Kinsey señala que el 60 por ciento de los hombres y el 33 por ciento de las mujeres participaron al menos en una práctica homosexual manifiesta hasta los 16 años de edad y al menos un tercio de los hombres han alcanzado el orgasmo en prácticas homosexuales.

Así, en estos Soles, en un estudio publicado el 4 de junio presente, investigadores revelan que "los cerebros de los hombres homosexuales son mucho más parecidos a aquellos de las mujeres heterosexuales", destacando que la investigación proporciona nueva evidencia sobre el papel de la biología en la orientación sexual".

Con la ayuda de escáneres cerebrales, los sabios aseguran haber descubierto estas similitudes en los circuitos cerebrales que están relacionados con el lenguaje, "lo que podría explicar porque los hombres gay superaron a los heterosexuales en un examen de habilidades verbales que se les aplicó, tal como lo hicieron las mujeres heterosexuales", se consigna en la revista Proceedings of the National Academy of Sciences.

"La parte del cerebro que procesa las emociones también luce muy similar en los hombres homosexuales y las mujeres heterosexuales, y ambos grupos tienen tasas mayores de desórdenes depresivos", según publica el diario Los Ángeles Times.

Sin embargo, en la citada revista, los investigadores precisan que se encontró que estas similitudes no son tan cercanas como en el caso de las mujeres gay y los hombres heterosexuales.

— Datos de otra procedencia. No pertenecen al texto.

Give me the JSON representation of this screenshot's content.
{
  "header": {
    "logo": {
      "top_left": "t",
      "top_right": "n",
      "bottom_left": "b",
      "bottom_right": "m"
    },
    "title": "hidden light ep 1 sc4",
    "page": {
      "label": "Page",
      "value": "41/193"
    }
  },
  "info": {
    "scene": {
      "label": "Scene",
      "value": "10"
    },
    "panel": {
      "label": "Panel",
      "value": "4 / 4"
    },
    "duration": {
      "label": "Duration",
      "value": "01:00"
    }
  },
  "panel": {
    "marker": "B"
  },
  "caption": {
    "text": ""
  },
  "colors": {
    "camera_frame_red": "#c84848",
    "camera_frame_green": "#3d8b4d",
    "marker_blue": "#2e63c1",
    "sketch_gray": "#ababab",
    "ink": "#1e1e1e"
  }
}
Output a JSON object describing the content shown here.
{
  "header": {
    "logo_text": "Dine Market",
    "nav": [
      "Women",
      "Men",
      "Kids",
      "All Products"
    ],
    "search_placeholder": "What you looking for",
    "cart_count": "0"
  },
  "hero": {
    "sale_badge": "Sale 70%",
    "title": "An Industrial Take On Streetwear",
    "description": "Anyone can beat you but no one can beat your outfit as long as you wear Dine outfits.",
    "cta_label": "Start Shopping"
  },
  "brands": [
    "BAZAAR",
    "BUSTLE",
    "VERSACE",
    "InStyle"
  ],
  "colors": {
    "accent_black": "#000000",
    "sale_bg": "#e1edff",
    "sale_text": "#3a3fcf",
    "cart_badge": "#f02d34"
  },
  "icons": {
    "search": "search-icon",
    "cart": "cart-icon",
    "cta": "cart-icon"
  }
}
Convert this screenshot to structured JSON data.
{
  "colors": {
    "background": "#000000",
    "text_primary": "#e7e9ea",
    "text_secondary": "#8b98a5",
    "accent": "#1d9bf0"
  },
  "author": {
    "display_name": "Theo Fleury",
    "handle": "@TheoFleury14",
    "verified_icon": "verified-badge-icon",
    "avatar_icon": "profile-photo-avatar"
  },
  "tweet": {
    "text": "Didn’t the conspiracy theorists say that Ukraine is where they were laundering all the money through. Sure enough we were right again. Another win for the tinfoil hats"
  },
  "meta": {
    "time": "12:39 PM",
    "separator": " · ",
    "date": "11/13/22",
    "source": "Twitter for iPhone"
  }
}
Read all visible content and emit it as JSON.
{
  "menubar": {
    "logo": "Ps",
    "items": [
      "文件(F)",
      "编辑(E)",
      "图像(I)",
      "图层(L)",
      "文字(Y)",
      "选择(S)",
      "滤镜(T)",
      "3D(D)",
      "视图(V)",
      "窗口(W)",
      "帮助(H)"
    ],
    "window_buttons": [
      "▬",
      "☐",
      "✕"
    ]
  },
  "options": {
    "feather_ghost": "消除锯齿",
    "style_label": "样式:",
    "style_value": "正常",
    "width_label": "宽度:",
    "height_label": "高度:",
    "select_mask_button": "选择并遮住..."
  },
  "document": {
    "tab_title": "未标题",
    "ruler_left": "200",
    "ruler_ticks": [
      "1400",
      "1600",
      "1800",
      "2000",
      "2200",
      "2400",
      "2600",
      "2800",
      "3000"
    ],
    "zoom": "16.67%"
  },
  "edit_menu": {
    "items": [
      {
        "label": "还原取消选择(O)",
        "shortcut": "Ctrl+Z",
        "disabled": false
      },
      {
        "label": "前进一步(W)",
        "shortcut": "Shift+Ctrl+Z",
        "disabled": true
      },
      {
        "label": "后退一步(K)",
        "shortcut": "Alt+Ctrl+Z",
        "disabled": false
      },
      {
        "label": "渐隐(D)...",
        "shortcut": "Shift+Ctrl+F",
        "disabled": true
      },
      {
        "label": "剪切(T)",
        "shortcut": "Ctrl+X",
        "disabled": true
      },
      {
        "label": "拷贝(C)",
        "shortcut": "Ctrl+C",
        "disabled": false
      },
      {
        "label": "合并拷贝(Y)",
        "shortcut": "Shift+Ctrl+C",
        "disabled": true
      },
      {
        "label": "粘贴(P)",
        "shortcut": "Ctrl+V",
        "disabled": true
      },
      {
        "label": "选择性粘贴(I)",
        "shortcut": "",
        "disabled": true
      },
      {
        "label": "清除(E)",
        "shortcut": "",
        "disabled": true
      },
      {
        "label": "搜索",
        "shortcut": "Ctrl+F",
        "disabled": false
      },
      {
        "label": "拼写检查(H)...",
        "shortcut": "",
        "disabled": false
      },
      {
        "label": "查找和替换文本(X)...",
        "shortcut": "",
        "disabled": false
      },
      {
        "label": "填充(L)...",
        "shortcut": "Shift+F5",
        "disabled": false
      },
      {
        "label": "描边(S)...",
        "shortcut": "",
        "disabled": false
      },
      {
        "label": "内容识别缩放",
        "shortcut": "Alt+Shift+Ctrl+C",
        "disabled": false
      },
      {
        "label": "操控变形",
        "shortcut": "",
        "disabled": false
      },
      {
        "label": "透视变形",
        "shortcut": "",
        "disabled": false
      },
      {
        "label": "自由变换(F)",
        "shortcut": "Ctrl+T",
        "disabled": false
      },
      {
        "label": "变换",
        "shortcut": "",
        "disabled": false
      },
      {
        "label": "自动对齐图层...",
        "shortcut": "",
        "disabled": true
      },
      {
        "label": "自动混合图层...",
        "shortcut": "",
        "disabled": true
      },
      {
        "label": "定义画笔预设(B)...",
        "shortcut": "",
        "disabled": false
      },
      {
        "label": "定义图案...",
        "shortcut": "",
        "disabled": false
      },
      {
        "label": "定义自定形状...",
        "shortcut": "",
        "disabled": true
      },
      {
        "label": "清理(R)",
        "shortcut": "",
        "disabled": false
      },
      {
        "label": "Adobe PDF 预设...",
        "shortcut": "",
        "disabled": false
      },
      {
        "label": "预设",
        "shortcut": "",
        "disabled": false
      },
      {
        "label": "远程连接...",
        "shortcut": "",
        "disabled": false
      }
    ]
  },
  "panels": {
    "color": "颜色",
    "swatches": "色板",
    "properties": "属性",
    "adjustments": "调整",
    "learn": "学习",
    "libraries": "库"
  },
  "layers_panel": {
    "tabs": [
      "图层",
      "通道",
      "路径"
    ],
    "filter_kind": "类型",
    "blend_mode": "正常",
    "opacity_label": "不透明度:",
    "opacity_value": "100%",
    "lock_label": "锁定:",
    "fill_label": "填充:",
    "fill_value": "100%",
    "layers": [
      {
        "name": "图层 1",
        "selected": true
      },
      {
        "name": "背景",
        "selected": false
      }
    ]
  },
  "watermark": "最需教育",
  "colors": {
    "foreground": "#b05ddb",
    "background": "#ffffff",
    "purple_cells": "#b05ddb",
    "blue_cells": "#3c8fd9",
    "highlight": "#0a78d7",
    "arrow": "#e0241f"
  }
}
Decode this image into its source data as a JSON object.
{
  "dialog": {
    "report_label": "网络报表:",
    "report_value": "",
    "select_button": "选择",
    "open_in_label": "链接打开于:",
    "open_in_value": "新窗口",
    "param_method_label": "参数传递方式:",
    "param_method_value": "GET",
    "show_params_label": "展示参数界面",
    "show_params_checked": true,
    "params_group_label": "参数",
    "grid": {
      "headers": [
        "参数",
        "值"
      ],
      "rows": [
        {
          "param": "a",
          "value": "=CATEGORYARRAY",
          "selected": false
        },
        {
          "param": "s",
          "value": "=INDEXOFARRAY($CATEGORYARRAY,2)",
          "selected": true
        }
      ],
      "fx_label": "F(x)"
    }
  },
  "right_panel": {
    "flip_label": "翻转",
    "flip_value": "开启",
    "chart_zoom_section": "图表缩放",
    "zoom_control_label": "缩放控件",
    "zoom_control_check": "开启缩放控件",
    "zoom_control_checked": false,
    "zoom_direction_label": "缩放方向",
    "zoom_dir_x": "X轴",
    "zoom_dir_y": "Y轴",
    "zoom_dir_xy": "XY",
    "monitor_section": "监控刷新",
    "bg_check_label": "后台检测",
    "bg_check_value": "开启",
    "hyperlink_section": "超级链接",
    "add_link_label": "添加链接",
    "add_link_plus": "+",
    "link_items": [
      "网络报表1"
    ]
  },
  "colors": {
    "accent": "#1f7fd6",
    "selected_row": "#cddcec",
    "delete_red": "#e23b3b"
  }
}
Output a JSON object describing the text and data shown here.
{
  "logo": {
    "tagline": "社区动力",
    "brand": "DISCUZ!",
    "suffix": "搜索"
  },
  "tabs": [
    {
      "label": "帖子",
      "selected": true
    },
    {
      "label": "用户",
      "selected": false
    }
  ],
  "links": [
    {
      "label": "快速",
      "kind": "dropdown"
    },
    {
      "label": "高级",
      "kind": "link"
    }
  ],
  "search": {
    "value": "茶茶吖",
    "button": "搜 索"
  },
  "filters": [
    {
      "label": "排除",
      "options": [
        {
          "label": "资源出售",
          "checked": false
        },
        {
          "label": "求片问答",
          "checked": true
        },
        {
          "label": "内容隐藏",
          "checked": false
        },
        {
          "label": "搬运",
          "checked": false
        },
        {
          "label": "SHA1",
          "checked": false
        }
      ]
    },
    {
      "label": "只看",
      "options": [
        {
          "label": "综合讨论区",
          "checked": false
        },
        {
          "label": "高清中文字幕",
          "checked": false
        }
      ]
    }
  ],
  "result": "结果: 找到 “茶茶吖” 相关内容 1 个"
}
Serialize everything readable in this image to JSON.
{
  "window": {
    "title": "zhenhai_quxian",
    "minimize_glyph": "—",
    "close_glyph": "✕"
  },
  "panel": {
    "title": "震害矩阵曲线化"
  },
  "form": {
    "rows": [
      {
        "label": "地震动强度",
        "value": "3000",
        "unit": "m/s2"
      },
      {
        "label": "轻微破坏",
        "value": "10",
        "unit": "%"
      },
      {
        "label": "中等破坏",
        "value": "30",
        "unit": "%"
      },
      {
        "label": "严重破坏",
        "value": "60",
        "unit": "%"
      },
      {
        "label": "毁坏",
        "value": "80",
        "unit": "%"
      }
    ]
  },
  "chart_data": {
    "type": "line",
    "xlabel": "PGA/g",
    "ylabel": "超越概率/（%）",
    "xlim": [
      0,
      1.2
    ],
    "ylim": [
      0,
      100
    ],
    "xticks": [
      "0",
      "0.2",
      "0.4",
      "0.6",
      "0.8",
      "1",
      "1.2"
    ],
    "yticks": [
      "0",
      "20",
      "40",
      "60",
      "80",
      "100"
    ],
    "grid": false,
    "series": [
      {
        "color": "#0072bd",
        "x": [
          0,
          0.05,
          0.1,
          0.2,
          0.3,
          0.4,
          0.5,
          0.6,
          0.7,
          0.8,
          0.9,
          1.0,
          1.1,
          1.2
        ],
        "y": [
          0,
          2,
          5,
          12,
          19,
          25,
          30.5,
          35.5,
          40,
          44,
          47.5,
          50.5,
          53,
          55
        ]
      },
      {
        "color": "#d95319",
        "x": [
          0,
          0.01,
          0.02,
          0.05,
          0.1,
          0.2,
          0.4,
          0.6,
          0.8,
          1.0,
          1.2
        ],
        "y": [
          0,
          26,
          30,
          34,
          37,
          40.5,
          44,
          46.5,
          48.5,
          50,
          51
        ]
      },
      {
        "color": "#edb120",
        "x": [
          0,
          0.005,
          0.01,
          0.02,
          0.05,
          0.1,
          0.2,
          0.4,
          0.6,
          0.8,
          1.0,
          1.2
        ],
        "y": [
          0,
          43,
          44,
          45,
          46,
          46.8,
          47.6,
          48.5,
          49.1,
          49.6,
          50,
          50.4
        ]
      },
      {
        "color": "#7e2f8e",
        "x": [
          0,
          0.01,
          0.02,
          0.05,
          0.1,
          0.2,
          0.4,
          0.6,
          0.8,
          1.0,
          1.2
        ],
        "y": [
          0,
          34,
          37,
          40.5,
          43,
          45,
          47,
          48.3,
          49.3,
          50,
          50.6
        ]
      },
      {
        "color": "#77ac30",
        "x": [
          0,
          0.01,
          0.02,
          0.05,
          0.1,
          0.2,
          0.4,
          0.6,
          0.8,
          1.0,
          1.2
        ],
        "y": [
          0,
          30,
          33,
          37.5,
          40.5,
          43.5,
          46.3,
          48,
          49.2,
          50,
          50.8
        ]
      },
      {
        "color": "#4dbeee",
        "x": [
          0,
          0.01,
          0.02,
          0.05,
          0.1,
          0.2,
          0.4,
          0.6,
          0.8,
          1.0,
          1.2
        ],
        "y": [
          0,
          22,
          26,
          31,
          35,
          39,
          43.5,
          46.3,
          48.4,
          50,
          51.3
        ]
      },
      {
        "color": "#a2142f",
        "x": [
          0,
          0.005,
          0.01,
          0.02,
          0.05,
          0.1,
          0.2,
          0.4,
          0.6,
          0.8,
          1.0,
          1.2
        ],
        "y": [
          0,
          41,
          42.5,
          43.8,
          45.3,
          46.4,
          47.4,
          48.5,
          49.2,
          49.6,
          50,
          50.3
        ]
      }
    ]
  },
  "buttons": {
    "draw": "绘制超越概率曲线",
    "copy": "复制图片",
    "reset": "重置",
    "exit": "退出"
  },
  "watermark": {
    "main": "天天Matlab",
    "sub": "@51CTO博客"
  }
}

En análisis previos, que hace más de una década llevó a cabo el neurobiólogo Simon LeVay se reportó que un área clave en el hipotálamo, que está ligada a las conductas sexuales, era más pequeña en los hombres homosexuales que en los heterosexuales.

Así estas investigaciones, cosa buena realizar y divulgarlas para contribuir a desterrar los prejuicios prevalecientes en relación la sexualidad, la que sea su práctica y capacidad sexual diferente. Son un derecho y una libertad humana.